China produced 716.5 million metric tons of steel last year, making it by far the largest producer. Four years earlier, China produced about 500 million tons, according to the World Steel Association.
Japan ranked second in 2012, making 107.2 million tons. The U.S. produced 88.6 million tons, only 12.3 percent of the amount produced in China.
Other top producers in 2012 included: India, 76.7 million tons; and South Korea, 69.3 million tons.
In 2012, Asian countries produced 65.4 percent of all the world's steel, according to the World Steel Association. World steel production reached more than $1.5 trillion tons -- a record.
But productivity sometimes seems to have little to do with total production.
Labor productivity in the domestic steel industry improved dramatically over the past generation, according to the American Iron and Steel Institute, a coalition of steel producers.
In the early 1980s, it took an average of 10.1 man-hours to produce a finished ton of steel in the U.S. By 2006, that dropped to only two.
Scott Paul, executive director of the Alliance for American Manufacturing, said the monthly trade deficit with China "continues to assume massive proportions, clocking in at $29 billion in November, down just slightly from an all-time record of $29.5 billion in October.
"Despite talk of a manufacturing renaissance, we will shatter 2011's record $295 billion annual trade deficit with China when the data for December" is released in February.
By November 2012, the trade deficit with China already reached $290 billion.
A coalition between the United Steelworkers of America, U.S. Steel and several other steel companies, AAM recently released a report that stated, "Our manufacturing sector alone has lost 5.5 million jobs in just the last decade, with 2.4 million lost or displaced as a direct result of our massive trade deficit with China."
Wheeling-Pittsburgh Steel operated steel mills south of Wheeling and in Steubenville, Ohio, for decades.

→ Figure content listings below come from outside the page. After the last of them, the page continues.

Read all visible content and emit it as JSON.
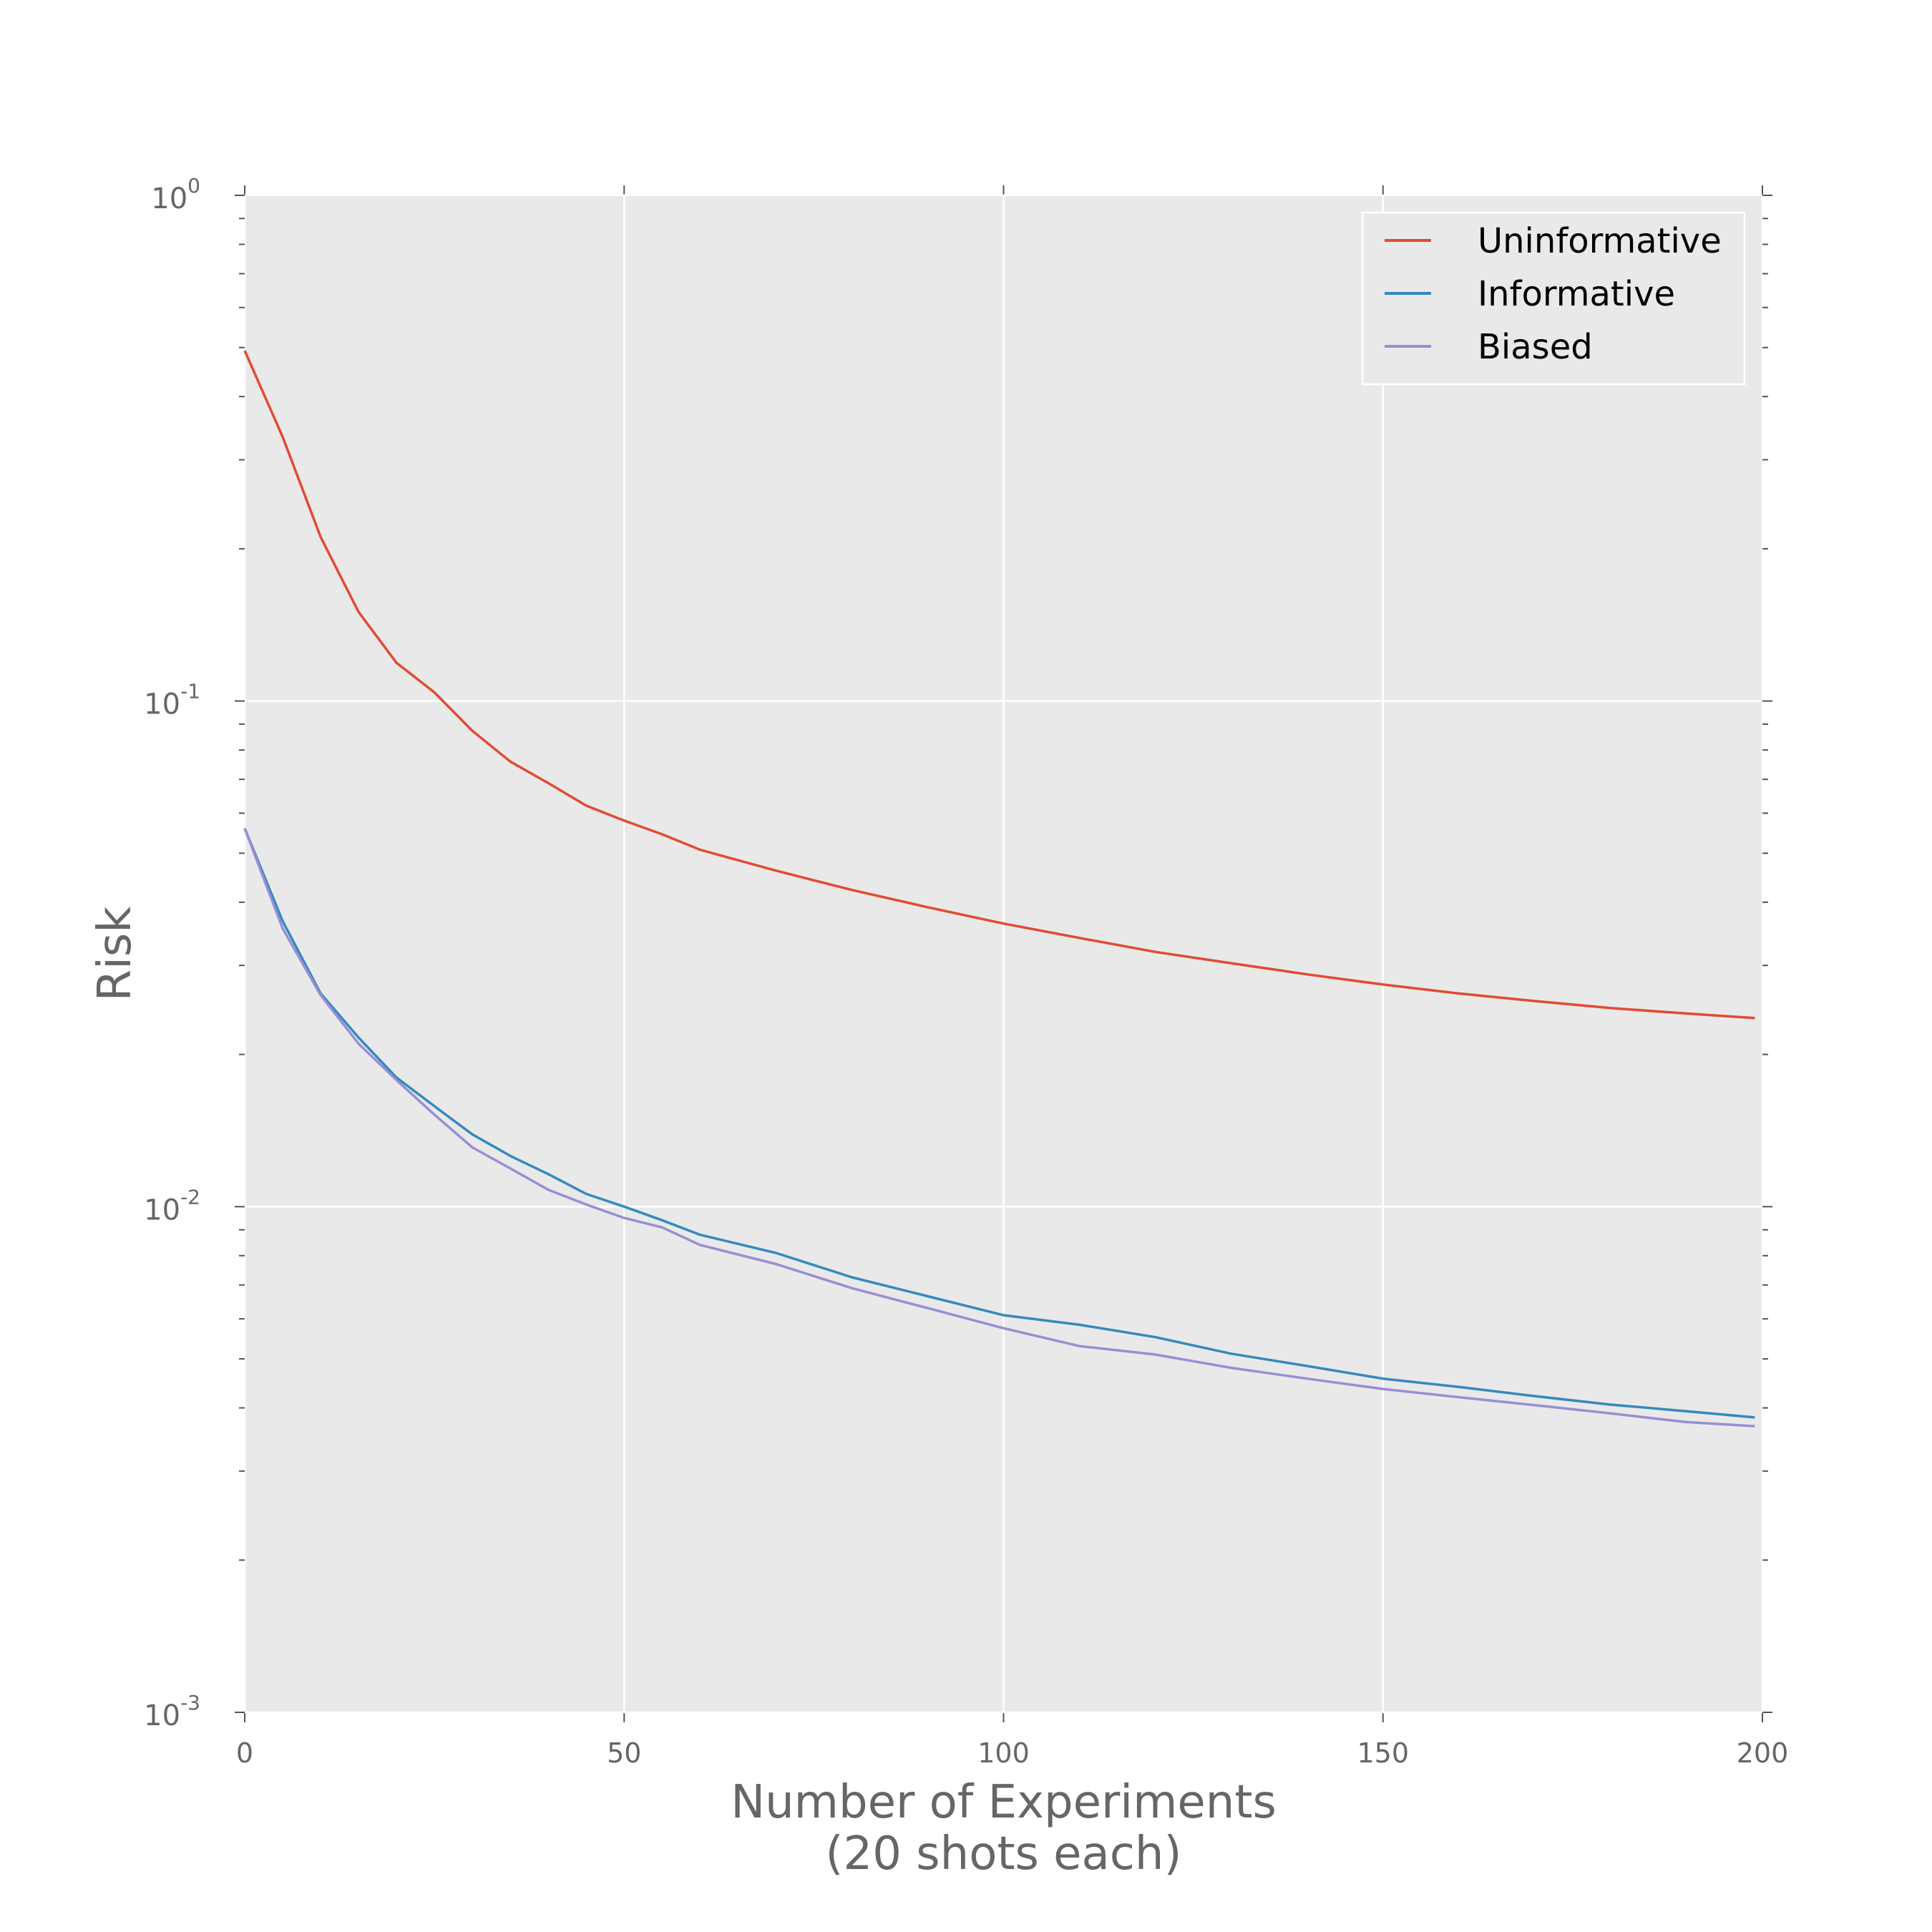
{
  "chart_data": {
    "type": "line",
    "xlabel": "Number of Experiments\n(20 shots each)",
    "ylabel": "Risk",
    "xlim": [
      0,
      200
    ],
    "ylim": [
      0.001,
      1
    ],
    "yscale": "log",
    "grid": true,
    "legend_position": "top-right",
    "xticks": [
      0,
      50,
      100,
      150,
      200
    ],
    "yticks": [
      {
        "base": "10",
        "exp": "-3",
        "value": 0.001
      },
      {
        "base": "10",
        "exp": "-2",
        "value": 0.01
      },
      {
        "base": "10",
        "exp": "-1",
        "value": 0.1
      },
      {
        "base": "10",
        "exp": "0",
        "value": 1
      }
    ],
    "x": [
      0,
      5,
      10,
      15,
      20,
      25,
      30,
      35,
      40,
      45,
      50,
      55,
      60,
      70,
      80,
      90,
      100,
      110,
      120,
      130,
      140,
      150,
      160,
      170,
      180,
      190,
      199
    ],
    "series": [
      {
        "name": "Uninformative",
        "color": "#E24A33",
        "values": [
          0.493,
          0.333,
          0.211,
          0.15,
          0.119,
          0.104,
          0.0873,
          0.0759,
          0.0688,
          0.0621,
          0.058,
          0.0545,
          0.0508,
          0.0462,
          0.0423,
          0.0391,
          0.0363,
          0.034,
          0.0319,
          0.0303,
          0.0288,
          0.0275,
          0.0264,
          0.0255,
          0.0247,
          0.0241,
          0.0236
        ]
      },
      {
        "name": "Informative",
        "color": "#348ABD",
        "values": [
          0.056,
          0.0367,
          0.0264,
          0.0216,
          0.018,
          0.0158,
          0.0139,
          0.0126,
          0.0116,
          0.0106,
          0.01,
          0.0094,
          0.0088,
          0.0081,
          0.00725,
          0.00665,
          0.0061,
          0.00584,
          0.00552,
          0.00512,
          0.00484,
          0.00457,
          0.0044,
          0.00422,
          0.00406,
          0.00394,
          0.00383
        ]
      },
      {
        "name": "Biased",
        "color": "#988ED5",
        "values": [
          0.056,
          0.0355,
          0.0262,
          0.021,
          0.0178,
          0.0152,
          0.0131,
          0.0119,
          0.0108,
          0.0101,
          0.0095,
          0.0091,
          0.0084,
          0.0077,
          0.0069,
          0.0063,
          0.00575,
          0.0053,
          0.0051,
          0.0048,
          0.00457,
          0.00436,
          0.0042,
          0.00405,
          0.0039,
          0.00375,
          0.00368
        ]
      }
    ]
  }
}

But that company has been in economic turmoil for several years.
Recent owners of the Wheeling-Pittsburgh mills included Severstal, a Russian-based company, and RG Steel.
Last August, after RG Steel had filed for bankruptcy in May, the company began auctioning off its properties in West Virginia, Ohio and Maryland.
Glyptis said, "They are still up in the air with their sales. They are still trying to find buyers for the Sparrows Point plant in Maryland.
"In Wheeling, pieces of the old steel mill are still open. The mill has been fragmented into a lot of pieces."